The businesses in this building at SW 11th and Jefferson began to dwindle and vanish right around the time I moved to Portland. The cheap apartments above the storefronts emptied out as well, being replaced by units in the Jeffrey a few blocks away.
Formerly home to the divey River City Saloon, a salon, a mail center, and a copy shop, one of the corner storefronts also served as an art and civic space called Field Work during the years between the closing of the businesses and the end of the story for the building.
I noticed a big bite had been taken out of the corner of the block in late August, exposing the interiors of some of the old apartments.
The rest has been coming down throughout September. Eventually the lot will be cleared and a new 15-story student housing development will be erected. Unfortunately, it follows the trend in private student housing of being heinously overpriced at a thousand a month for a shared room, and three hundred more if you’d like a private studio.
Whether or not the new development will be particularly useful to anyone other than transfer students with wealthy parents, it’s good to see the block redeveloped.
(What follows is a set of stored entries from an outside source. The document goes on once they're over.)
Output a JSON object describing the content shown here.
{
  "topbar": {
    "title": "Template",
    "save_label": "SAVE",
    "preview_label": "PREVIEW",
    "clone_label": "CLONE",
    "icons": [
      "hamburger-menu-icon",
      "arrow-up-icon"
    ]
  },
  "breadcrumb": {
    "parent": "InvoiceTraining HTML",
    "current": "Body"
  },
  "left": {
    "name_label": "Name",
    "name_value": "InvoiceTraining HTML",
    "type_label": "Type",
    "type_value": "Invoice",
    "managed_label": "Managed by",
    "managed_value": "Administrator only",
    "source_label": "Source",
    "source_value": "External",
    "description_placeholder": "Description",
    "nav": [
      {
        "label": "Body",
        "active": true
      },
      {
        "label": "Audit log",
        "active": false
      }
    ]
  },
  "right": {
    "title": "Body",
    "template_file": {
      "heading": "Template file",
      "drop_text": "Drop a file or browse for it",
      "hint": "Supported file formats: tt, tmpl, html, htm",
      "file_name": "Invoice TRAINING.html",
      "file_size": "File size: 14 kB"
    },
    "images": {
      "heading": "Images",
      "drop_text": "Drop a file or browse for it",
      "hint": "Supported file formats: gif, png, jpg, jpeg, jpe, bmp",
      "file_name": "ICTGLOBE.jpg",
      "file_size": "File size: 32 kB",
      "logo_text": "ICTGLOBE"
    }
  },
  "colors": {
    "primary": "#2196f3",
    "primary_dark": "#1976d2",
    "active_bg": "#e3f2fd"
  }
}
If nothing else the luxury accommodations should soak up the moneyed kids and leave more of the older and/or PSU owned cheaper housing stock available for others; and the new construction will revitalize several block faces that have been empty and moribund for the better part of a decade.
The demolition exposed a painted sign on one of the formerly hidden walls of one of the original buildings in the conglomorate. Presumably this advertised the Cordova Hotel that was a historical occupant of the site. Besides the hotel, the building also played past host to Reed’s classrooms, several music venues, and a porno theater.